At Chicago convenience stores e-cigarettes must move behind the front counter.
Following in the footsteps of New York City, Chicago has banned e-cigarette smoking in most indoor public places.
The ordinance, passed 45-4 and will not only prohibit people from using e-cigarettes in restaurants, bars and most other indoor public places in the city, but will also require retailers to sell e-cigarettes from behind the counter so it’s harder for minors to acquire them, The Chicago Tribune reported.
Alderman Brendan Reilly, 42nd, a smoker, continued to oppose the indoor ban on e-cigarettes, noting he uses e-cigarettes to help himself quit. He further likened e-cigarettes to needle exchanges for heroin addicts and said they help reduce the harm smokers suffer by offering a product safer than traditional cigarettes. “We’re talking about treating two different products like they’re one, like they’re combustible cigarettes,” Reilly said.

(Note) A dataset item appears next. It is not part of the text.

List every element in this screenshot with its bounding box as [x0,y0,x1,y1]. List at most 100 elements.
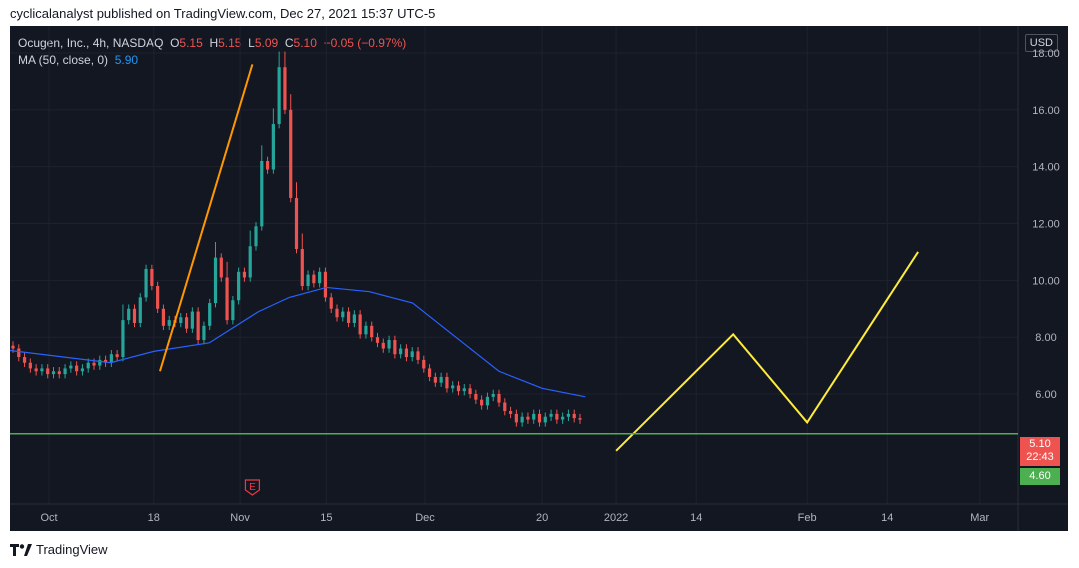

NJOY, the leading independent electronic cigarette company whose corporate mission is to obsolete tobacco cigarettes responded to the Chicago ruling with the following statement:
“NJOY is disappointed to learn of the Chicago passage of the provision to include electronic cigarettes under the Clean Indoor Air Ordinance. This vote lacks any scientific basis and reflects a clear misunderstanding on the part of the City Council of the serious unintended consequences to public health that their actions will cause. Make no mistake; this will only benefit Big Tobacco, and is a step backward in the fight against the tobacco epidemic. Today, Big Tobacco has no greater ally than supporters of initiatives like this one. With as many as 43 million smokers remaining in the U.S. and over 420,000 of them expected to die prematurely in the coming year, it is paramount that we not confuse an increasingly effective solution that gives smokers an alternative to toxic and deadly combustible tobacco cigarettes —with the problem of tobacco cigarette smoking. History and science will judge harshly those who abandon science, undermine the public health and prolong the tobacco epidemic.”